The Supreme Court on Wednesday took up former President Donald Trump’s repeatedly rejected immunity claim in the D.C. election subversion case, stalling the trial until at least the late summer or fall.
The Supreme Court agreed to hear arguments in the matter at the end of April. Trump’s claim that presidential immunity shields him from prosecution in the case has already been rejected by two lower courts.
The court paused proceedings in the D.C. case while the litigation plays out. U.S. District Judge Tanya Chutkan, who is overseeing the case, vowed to give Trump an additional 82 days to prepare for the trial. If the Supreme Court issues a ruling by June, the extra 82 days could push the trial date into September, according to The New York Times. There is no certainty a trial could be completed by the election.
Legal experts widely expected the Supreme Court to reject Trump’s appeal after it was shot down in two lower courts. Michael Waldman, the president of the Brennan Center for Justice at New York University Law School, called it a “grossly partisan move by the Supreme Court.”
“It has been captured by a faction of a faction,” he wrote. “The Court effectively granted Trump immunity for his alleged crimes, regardless of whatever ruling they make later.”
MSNBC legal analyst Lisa Rubin said the “most upsetting” part of the Supreme Court order is “the way the question is framed.”

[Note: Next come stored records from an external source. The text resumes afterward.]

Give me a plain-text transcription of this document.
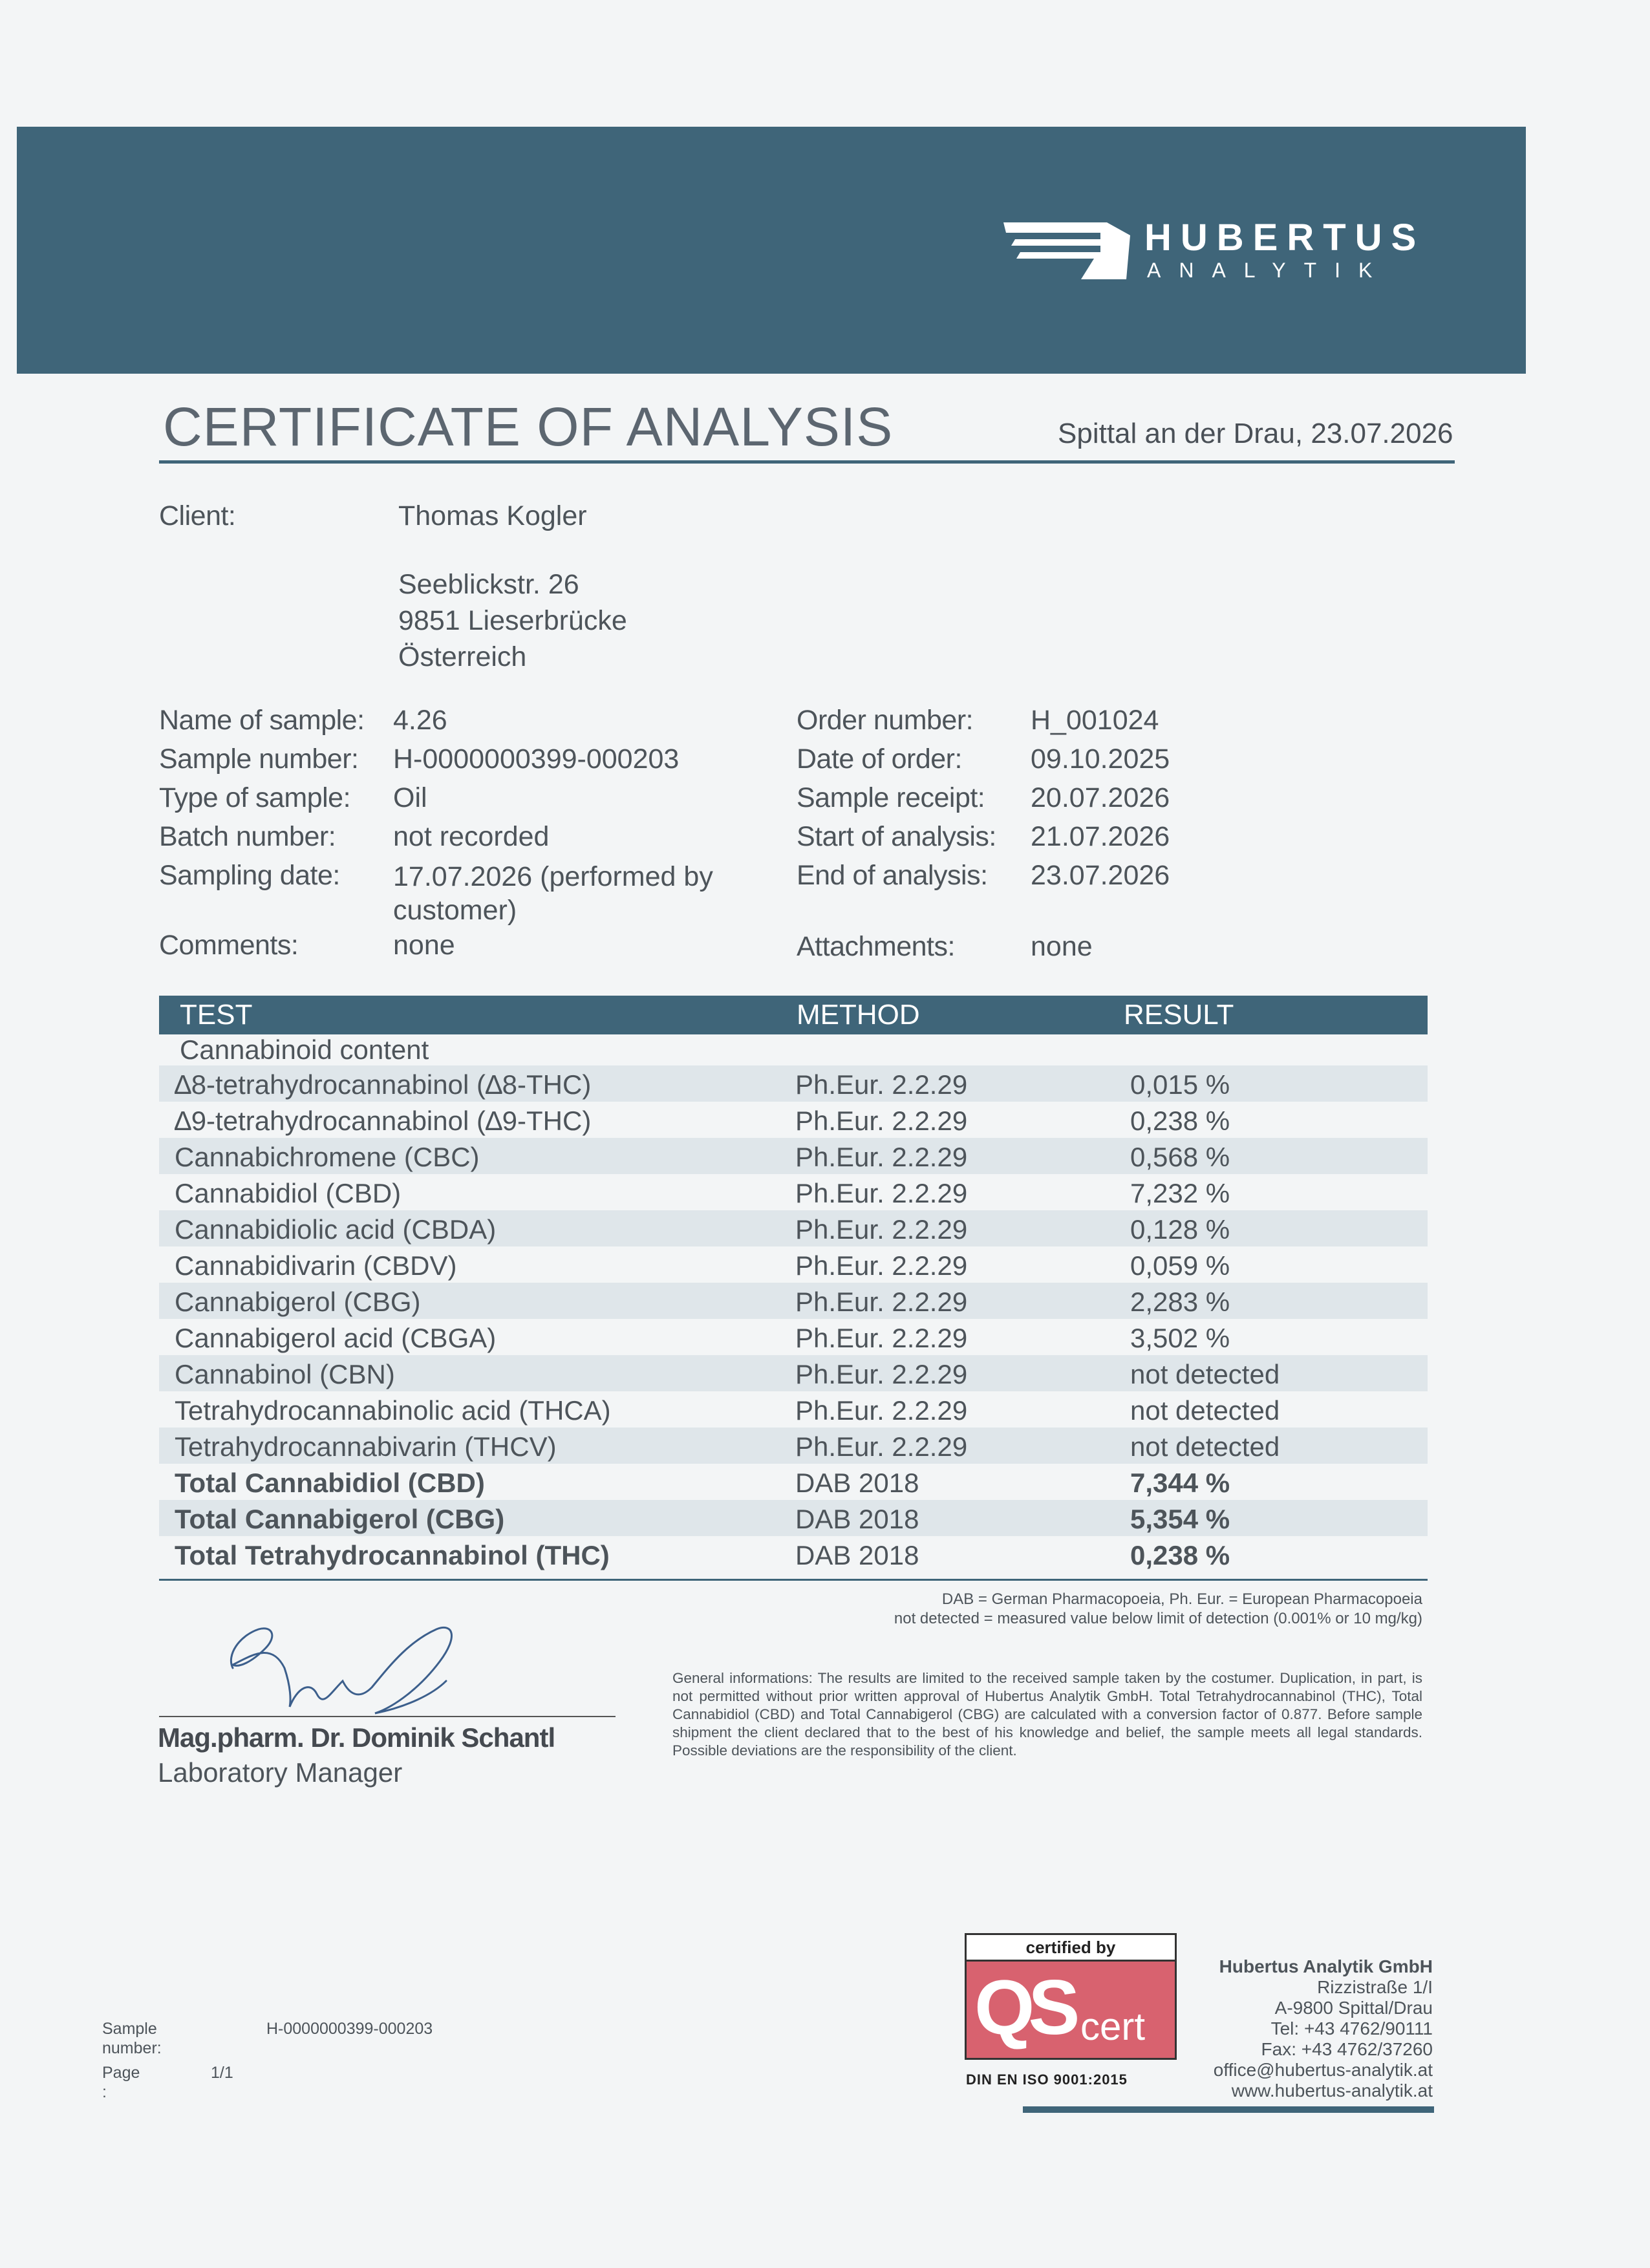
HUBERTUS
ANALYTIK
CERTIFICATE OF ANALYSIS	Spittal an der Drau, 23.07.2026
Client:	Thomas Kogler
Seeblickstr. 26
9851 Lieserbrücke
Österreich
Name of sample: 4.26
Sample number: H-0000000399-000203
Type of sample: Oil
Batch number: not recorded
Sampling date: 17.07.2026 (performed by customer)
Comments:	none
Order number: H_001024
Date of order: 09.10.2025
Sample receipt: 20.07.2026
Start of analysis: 21.07.2026
End of analysis: 23.07.2026
Attachments:	none
TEST	METHOD	RESULT
Cannabinoid content
∆8-tetrahydrocannabinol (∆8-THC)	Ph.Eur. 2.2.29	0,015 %
∆9-tetrahydrocannabinol (∆9-THC)	Ph.Eur. 2.2.29	0,238 %
Cannabichromene (CBC)	Ph.Eur. 2.2.29	0,568 %
Cannabidiol (CBD)	Ph.Eur. 2.2.29	7,232 %
Cannabidiolic acid (CBDA)	Ph.Eur. 2.2.29	0,128 %
Cannabidivarin (CBDV)	Ph.Eur. 2.2.29	0,059 %
Cannabigerol (CBG)	Ph.Eur. 2.2.29	2,283 %
Cannabigerol acid (CBGA)	Ph.Eur. 2.2.29	3,502 %
Cannabinol (CBN)	Ph.Eur. 2.2.29	not detected
Tetrahydrocannabinolic acid (THCA)	Ph.Eur. 2.2.29	not detected
Tetrahydrocannabivarin (THCV)	Ph.Eur. 2.2.29	not detected
Total Cannabidiol (CBD)	DAB 2018	7,344 %
Total Cannabigerol (CBG)	DAB 2018	5,354 %
Total Tetrahydrocannabinol (THC)	DAB 2018	0,238 %
DAB = German Pharmacopoeia, Ph. Eur. = European Pharmacopoeia
not detected = measured value below limit of detection (0.001% or 10 mg/kg)
Mag.pharm. Dr. Dominik Schantl
Laboratory Manager
General informations: The results are limited to the received sample taken by the costumer. Duplication, in part, is not permitted without prior written approval of Hubertus Analytik GmbH. Total Tetrahydrocannabinol (THC), Total Cannabidiol (CBD) and Total Cannabigerol (CBG) are calculated with a conversion factor of 0.877. Before sample shipment the client declared that to the best of his knowledge and belief, the sample meets all legal standards. Possible deviations are the responsibility of the client.
Sample
number:
H-0000000399-000203
Page
:
1/1
certified by
QS cert
DIN EN ISO 9001:2015
Hubertus Analytik GmbH
Rizzistraße 1/I
A-9800 Spittal/Drau
Tel: +43 4762/90111
Fax: +43 4762/37260
office@hubertus-analytik.at
www.hubertus-analytik.at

"Whether and if so to what extent a former president enjoys presidential immunity from criminal prosecution for conduct alleged to involve official acts. There are some tells there in the language," she said Wednesday night. "As lawyers, our professional hazard is to parse words too closely. The phrase alleged to. Alleged by who? If you ask Jack Smith, everything they are alleging is outside of Donald Trump's official purview as president by interfering with an election over which a president has no administrative responsibility. Nothing about this is official. Alleged is by him."
Rubin argued that the Supreme Court was “essentially giving in to his reframing of the question.”
“And then the D.C. Circuit and ruling said that he has no categorical immunity,” she added. “They have reframed it, whether and if so to what extent? They are opening the door to that there is a possibility that a president could have immunity to some subcategory of official actions, but not as to others."
Former federal prosecutor Andrew Weissmann, who served on special counsel Bob Mueller’s team, predicted the court will ultimately rule against Trump’s immunity claim but “they have given him the win because the D.C. case, let's just face it, is on life support now.”
“It is really, really hard to figure out how this case gets to trial before the election. I think that's the end result of what they did here. They may ultimately say that he does not have immunity, but, in fact, he will have been given immunity because the case will not go to trial before the election,” he told MSNBC.
"If Joe Biden wins, the case goes forward," he continued. "If he loses, the case is over. It is worth noting the other big picture item. Any normal politician, any person accused of a crime they did not do would want to clear his name. What's happening here is the reason one thinks it is a win for Donald Trump is he is trying to avoid at all costs the facts of what happened that are charged in this indictment, that they do not get represented in court where facts actually matter and people will hear it.”